UBS agreed on March 19 to buy the lender for a knockdown price of 3 billion francs in stock and up to five billion francs in assumed losses in a rescue Swiss authorities orchestrated to prevent a collapse in customer confidence from pushing Switzerland’s no. 2 bank over the edge.
On Friday, UBS struck an agreement with the Swiss government on the conditions of a 9 billion Swiss francs ($10 billion) public backstop for losses from winding down parts of Credit Suisse’s business.
UBS sealed the deal in less than three months – a tight timetable given its scale and complexity – to provide greater certainty for Credit Suisse clients and employees, and stave off departures.
Both UBS and the Swiss government have offered assurances that the takeover will pay off for shareholders and will not become a burden for the taxpayer.
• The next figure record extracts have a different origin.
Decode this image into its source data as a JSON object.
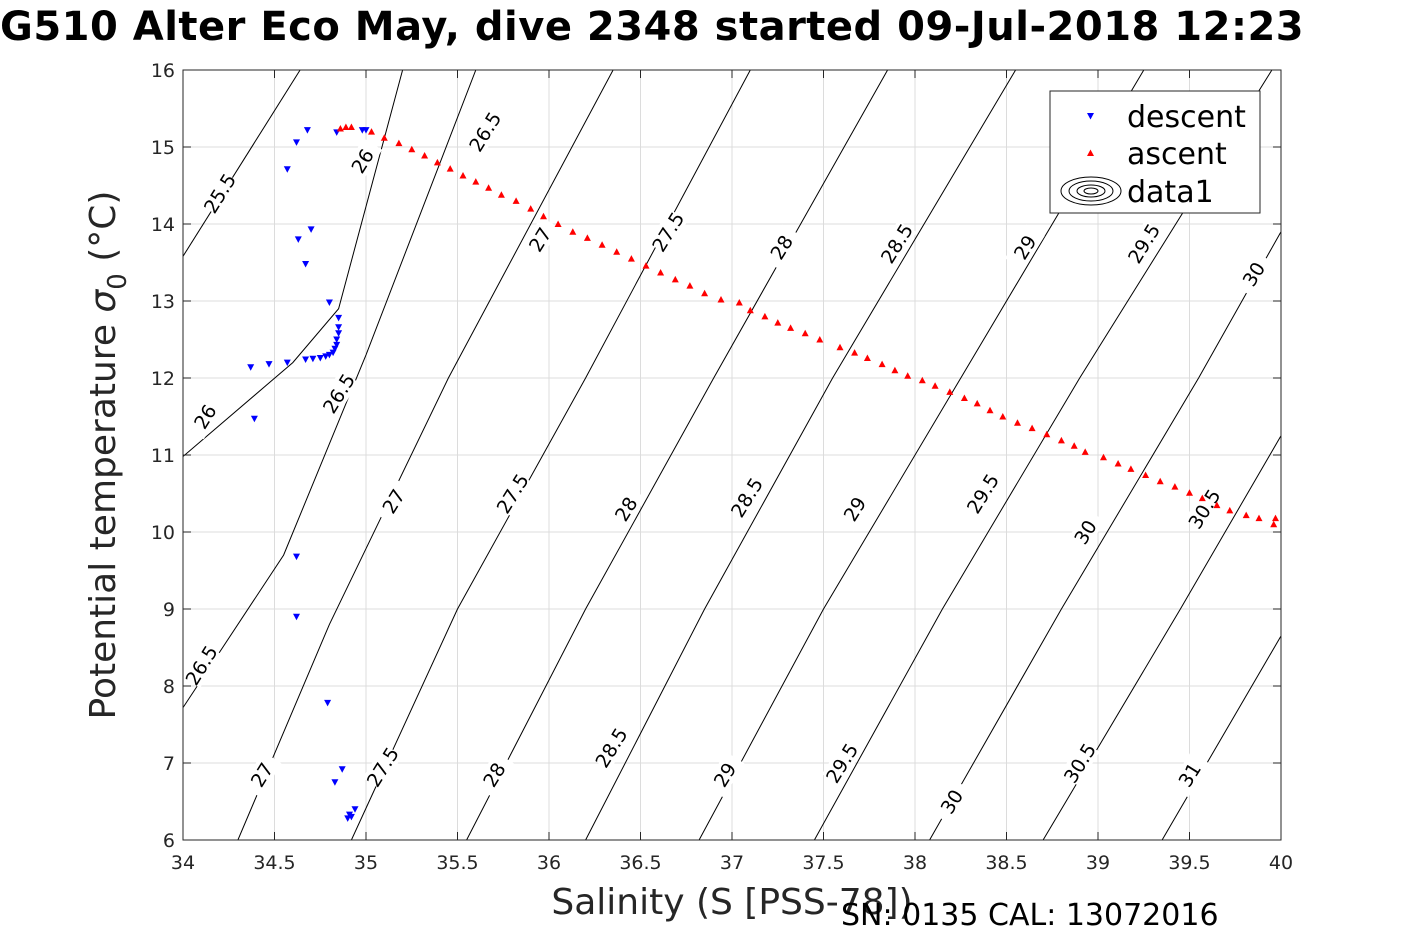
{
  "title": "G510 Alter Eco May, dive 2348 started 09-Jul-2018 12:23",
  "footer": "SN: 0135  CAL: 13072016",
  "chart_data": {
    "type": "scatter",
    "xlabel": "Salinity (S [PSS-78])",
    "ylabel_main": "Potential temperature ",
    "ylabel_sym": "σ",
    "ylabel_sub": "0",
    "ylabel_unit": " (°C)",
    "xlim": [
      34,
      40
    ],
    "ylim": [
      6,
      16
    ],
    "x_ticks": [
      34,
      34.5,
      35,
      35.5,
      36,
      36.5,
      37,
      37.5,
      38,
      38.5,
      39,
      39.5,
      40
    ],
    "x_tick_labels": [
      "34",
      "34.5",
      "35",
      "35.5",
      "36",
      "36.5",
      "37",
      "37.5",
      "38",
      "38.5",
      "39",
      "39.5",
      "40"
    ],
    "y_ticks": [
      6,
      7,
      8,
      9,
      10,
      11,
      12,
      13,
      14,
      15,
      16
    ],
    "y_tick_labels": [
      "6",
      "7",
      "8",
      "9",
      "10",
      "11",
      "12",
      "13",
      "14",
      "15",
      "16"
    ],
    "grid": true,
    "legend_position": "top-right",
    "legend": [
      "descent",
      "ascent",
      "data1"
    ],
    "colors": {
      "descent": "#0000ff",
      "ascent": "#ff0000",
      "contour": "#000000",
      "grid": "#dcdcdc"
    },
    "series": [
      {
        "name": "descent",
        "marker": "triangle-down",
        "color": "#0000ff",
        "points": [
          [
            34.68,
            15.22
          ],
          [
            34.62,
            15.06
          ],
          [
            34.84,
            15.19
          ],
          [
            34.98,
            15.22
          ],
          [
            35.0,
            15.22
          ],
          [
            34.57,
            14.71
          ],
          [
            34.7,
            13.93
          ],
          [
            34.63,
            13.8
          ],
          [
            34.67,
            13.48
          ],
          [
            34.8,
            12.98
          ],
          [
            34.85,
            12.78
          ],
          [
            34.85,
            12.66
          ],
          [
            34.85,
            12.58
          ],
          [
            34.84,
            12.5
          ],
          [
            34.84,
            12.43
          ],
          [
            34.83,
            12.38
          ],
          [
            34.82,
            12.33
          ],
          [
            34.8,
            12.3
          ],
          [
            34.78,
            12.28
          ],
          [
            34.75,
            12.26
          ],
          [
            34.71,
            12.25
          ],
          [
            34.67,
            12.24
          ],
          [
            34.57,
            12.2
          ],
          [
            34.47,
            12.18
          ],
          [
            34.37,
            12.14
          ],
          [
            34.39,
            11.47
          ],
          [
            34.62,
            9.68
          ],
          [
            34.62,
            8.9
          ],
          [
            34.79,
            7.78
          ],
          [
            34.87,
            6.92
          ],
          [
            34.83,
            6.75
          ],
          [
            34.94,
            6.4
          ],
          [
            34.91,
            6.33
          ],
          [
            34.92,
            6.3
          ],
          [
            34.9,
            6.28
          ]
        ]
      },
      {
        "name": "ascent",
        "marker": "triangle-up",
        "color": "#ff0000",
        "points": [
          [
            34.86,
            15.24
          ],
          [
            34.89,
            15.26
          ],
          [
            34.92,
            15.26
          ],
          [
            35.03,
            15.2
          ],
          [
            35.1,
            15.12
          ],
          [
            35.18,
            15.05
          ],
          [
            35.25,
            14.97
          ],
          [
            35.32,
            14.89
          ],
          [
            35.39,
            14.8
          ],
          [
            35.46,
            14.72
          ],
          [
            35.53,
            14.63
          ],
          [
            35.6,
            14.55
          ],
          [
            35.67,
            14.47
          ],
          [
            35.74,
            14.38
          ],
          [
            35.82,
            14.3
          ],
          [
            35.9,
            14.2
          ],
          [
            35.97,
            14.1
          ],
          [
            36.05,
            14.0
          ],
          [
            36.13,
            13.9
          ],
          [
            36.21,
            13.82
          ],
          [
            36.29,
            13.73
          ],
          [
            36.37,
            13.64
          ],
          [
            36.45,
            13.55
          ],
          [
            36.53,
            13.46
          ],
          [
            36.61,
            13.37
          ],
          [
            36.69,
            13.28
          ],
          [
            36.77,
            13.2
          ],
          [
            36.85,
            13.1
          ],
          [
            36.94,
            13.02
          ],
          [
            37.04,
            12.98
          ],
          [
            37.1,
            12.88
          ],
          [
            37.18,
            12.8
          ],
          [
            37.25,
            12.72
          ],
          [
            37.32,
            12.65
          ],
          [
            37.4,
            12.58
          ],
          [
            37.48,
            12.5
          ],
          [
            37.59,
            12.4
          ],
          [
            37.67,
            12.33
          ],
          [
            37.74,
            12.26
          ],
          [
            37.82,
            12.18
          ],
          [
            37.89,
            12.1
          ],
          [
            37.96,
            12.03
          ],
          [
            38.04,
            11.97
          ],
          [
            38.11,
            11.9
          ],
          [
            38.19,
            11.82
          ],
          [
            38.27,
            11.74
          ],
          [
            38.34,
            11.67
          ],
          [
            38.41,
            11.58
          ],
          [
            38.48,
            11.5
          ],
          [
            38.56,
            11.42
          ],
          [
            38.64,
            11.35
          ],
          [
            38.72,
            11.27
          ],
          [
            38.8,
            11.19
          ],
          [
            38.87,
            11.12
          ],
          [
            38.93,
            11.04
          ],
          [
            39.03,
            10.97
          ],
          [
            39.11,
            10.89
          ],
          [
            39.18,
            10.82
          ],
          [
            39.26,
            10.74
          ],
          [
            39.34,
            10.66
          ],
          [
            39.42,
            10.59
          ],
          [
            39.5,
            10.51
          ],
          [
            39.57,
            10.44
          ],
          [
            39.65,
            10.35
          ],
          [
            39.72,
            10.28
          ],
          [
            39.81,
            10.22
          ],
          [
            39.88,
            10.18
          ],
          [
            39.96,
            10.1
          ],
          [
            39.97,
            10.18
          ]
        ]
      }
    ],
    "contours": [
      {
        "level": "25.5",
        "segments": [
          [
            [
              34.0,
              13.58
            ],
            [
              34.64,
              16.0
            ]
          ]
        ],
        "labels": [
          [
            34.2,
            14.4
          ]
        ]
      },
      {
        "level": "26",
        "segments": [
          [
            [
              34.0,
              10.98
            ],
            [
              34.6,
              12.2
            ],
            [
              34.85,
              12.9
            ],
            [
              35.2,
              16.0
            ]
          ]
        ],
        "labels": [
          [
            34.12,
            11.5
          ],
          [
            34.98,
            14.82
          ]
        ]
      },
      {
        "level": "26.5",
        "segments": [
          [
            [
              34.0,
              7.72
            ],
            [
              34.55,
              9.7
            ],
            [
              35.0,
              12.3
            ],
            [
              35.6,
              16.0
            ]
          ]
        ],
        "labels": [
          [
            34.1,
            8.27
          ],
          [
            34.85,
            11.8
          ],
          [
            35.65,
            15.2
          ]
        ]
      },
      {
        "level": "27",
        "segments": [
          [
            [
              34.3,
              6.0
            ],
            [
              34.8,
              8.8
            ],
            [
              35.45,
              12.0
            ],
            [
              36.35,
              16.0
            ]
          ]
        ],
        "labels": [
          [
            34.43,
            6.85
          ],
          [
            35.15,
            10.4
          ],
          [
            35.95,
            13.8
          ]
        ]
      },
      {
        "level": "27.5",
        "segments": [
          [
            [
              34.92,
              6.0
            ],
            [
              35.5,
              9.0
            ],
            [
              36.2,
              12.0
            ],
            [
              37.1,
              16.0
            ]
          ]
        ],
        "labels": [
          [
            35.09,
            6.95
          ],
          [
            35.8,
            10.5
          ],
          [
            36.65,
            13.9
          ]
        ]
      },
      {
        "level": "28",
        "segments": [
          [
            [
              35.55,
              6.0
            ],
            [
              36.2,
              9.0
            ],
            [
              36.9,
              12.0
            ],
            [
              37.85,
              16.0
            ]
          ]
        ],
        "labels": [
          [
            35.7,
            6.85
          ],
          [
            36.42,
            10.3
          ],
          [
            37.27,
            13.7
          ]
        ]
      },
      {
        "level": "28.5",
        "segments": [
          [
            [
              36.2,
              6.0
            ],
            [
              36.85,
              9.0
            ],
            [
              37.55,
              12.0
            ],
            [
              38.55,
              16.0
            ]
          ]
        ],
        "labels": [
          [
            36.34,
            7.2
          ],
          [
            37.08,
            10.45
          ],
          [
            37.9,
            13.75
          ]
        ]
      },
      {
        "level": "29",
        "segments": [
          [
            [
              36.82,
              6.0
            ],
            [
              37.5,
              9.0
            ],
            [
              38.25,
              12.0
            ],
            [
              39.25,
              16.0
            ]
          ]
        ],
        "labels": [
          [
            36.96,
            6.85
          ],
          [
            37.67,
            10.3
          ],
          [
            38.6,
            13.7
          ]
        ]
      },
      {
        "level": "29.5",
        "segments": [
          [
            [
              37.45,
              6.0
            ],
            [
              38.15,
              9.0
            ],
            [
              38.9,
              12.0
            ],
            [
              39.95,
              16.0
            ]
          ]
        ],
        "labels": [
          [
            37.6,
            7.0
          ],
          [
            38.37,
            10.5
          ],
          [
            39.25,
            13.75
          ]
        ]
      },
      {
        "level": "30",
        "segments": [
          [
            [
              38.08,
              6.0
            ],
            [
              38.8,
              9.0
            ],
            [
              39.55,
              12.0
            ],
            [
              40.0,
              13.9
            ]
          ]
        ],
        "labels": [
          [
            38.2,
            6.5
          ],
          [
            38.93,
            10.0
          ],
          [
            39.85,
            13.35
          ]
        ]
      },
      {
        "level": "30.5",
        "segments": [
          [
            [
              38.7,
              6.0
            ],
            [
              39.45,
              9.0
            ],
            [
              40.0,
              11.25
            ]
          ]
        ],
        "labels": [
          [
            38.9,
            7.0
          ],
          [
            39.58,
            10.3
          ]
        ]
      },
      {
        "level": "31",
        "segments": [
          [
            [
              39.35,
              6.0
            ],
            [
              40.0,
              8.65
            ]
          ]
        ],
        "labels": [
          [
            39.5,
            6.85
          ]
        ]
      }
    ]
  }
}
They say the rescue was also necessary to protect Switzerland’s standing as a financial centre, which would suffer if Credit Suisse’s collapse triggered a wider banking crisis.
UBS is set to book a massive profit in second-quarter results on Aug. 31 after buying Credit Suisse for a fraction of its so-called fair value.
Ermotti has, however, warned the coming months will be “bumpy” as UBS gets on with absorbing Credit Suisse, a process UBS has said will take three to five years.
Presenting the first snapshot of the new group’s finances last month, UBS underscored the high stakes involved, by flagging tens of billions of dollars of potential costs – and benefits, but also uncertainty surrounding those numbers.
Since the global financial crisis, many banks have pared back their global ambitions as tougher regulations that followed large losses eroded returns and forced them to rethink their businesses.
The disappearance of Credit Suisse’s investment bank, which UBS has said it will seek to cut back significantly, marks yet another retreat of a European lender from securities trading, which is now largely dominated by US firms.